Thursday, October 16, 2014

Parshat Naso, 4th Portion (Numbers 5:11-6:27), May 28th, 2014

17. The kohen shall take holy water in an earthen vessel, and some earth from the Mishkan floor, the kohen shall take and put it into the water.

18. Then the kohen shall stand the woman up before the Lord and expose the [hair on the] head of the woman; he shall place into her hands the remembrance meal offering, which is a meal offering of jealousies, while the bitter curse bearing waters are in the kohen's hand.

19. The kohen shall then place her under oath, and say to the woman, “If no man has lain with you and you have not gone astray to become defiled [to another] in place of your husband, then [you will] be absolved through these bitter waters which cause the curse.

20. But as for you, if you have gone astray [to another] instead of your husband and have become defiled, and another man besides your husband has lain with you...”

21. The kohen shall now adjure the woman with the oath of the curse, and the kohen shall say to the woman, “May the Lord make you for a curse and an oath among your people, when the Lord causes your thigh to rupture and your belly to swell.” —Numbers 5:17-21

When I showed my drawing to my wife, she was furious that any religion would do such a thing. It certainly reminded me of the Salem Witch Trials.

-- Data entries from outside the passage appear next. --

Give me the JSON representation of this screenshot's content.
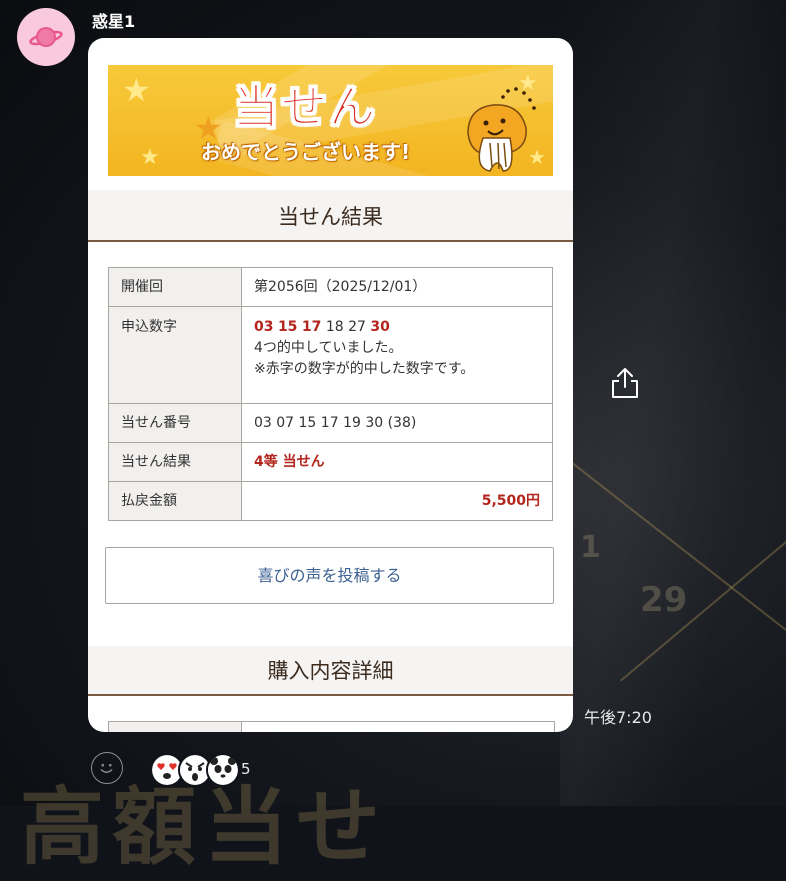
{
  "sender": {
    "name": "惑星1"
  },
  "banner": {
    "title": "当せん",
    "subtitle": "おめでとうございます!"
  },
  "result_section": {
    "heading": "当せん結果",
    "rows": [
      {
        "label": "開催回",
        "value": "第2056回（2025/12/01）"
      },
      {
        "label": "申込数字",
        "numbers": [
          {
            "n": "03",
            "hit": true
          },
          {
            "n": "15",
            "hit": true
          },
          {
            "n": "17",
            "hit": true
          },
          {
            "n": "18",
            "hit": false
          },
          {
            "n": "27",
            "hit": false
          },
          {
            "n": "30",
            "hit": true
          }
        ],
        "line2": "4つ的中していました。",
        "line3": "※赤字の数字が的中した数字です。"
      },
      {
        "label": "当せん番号",
        "value": "03 07 15 17 19 30 (38)"
      },
      {
        "label": "当せん結果",
        "value": "4等 当せん"
      },
      {
        "label": "払戻金額",
        "value": "5,500円"
      }
    ]
  },
  "voice_button": {
    "label": "喜びの声を投稿する"
  },
  "purchase_section": {
    "heading": "購入内容詳細"
  },
  "message_meta": {
    "time": "午後7:20",
    "reaction_count": "5"
  },
  "colors": {
    "hit_red": "#b3261e",
    "link_blue": "#3c6192",
    "banner_yellow": "#f5bd2a",
    "section_rule": "#7a5a40"
  }
}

I wonder whether what we are seeing is much more humane than was the custom by others. Perhaps in other societies if a man suspected that his wife was cheating on him he could just throw her over the cliff. At least here she has a possibility to prove her innocence. Given it isn't what we think is a just trial. Nor do we get the impression that if a woman suspected that her husband was stepping out on him that he'd have to go through the same ordeal. That equality (if it exists) was slow to come.

I'm curious what kind of mechanism the Jews believed would determine whether the woman would survive this ordeal or whether her thigh would burst from the concoction? Would G_d protect her? If not, did they believe her guilt (if she had been a cheat) would have done her in?

Do we blame Judaism for what might have been a leap forward in justice for women? As primitive as the “test” sounds today, I suspect it was quite a leap forward.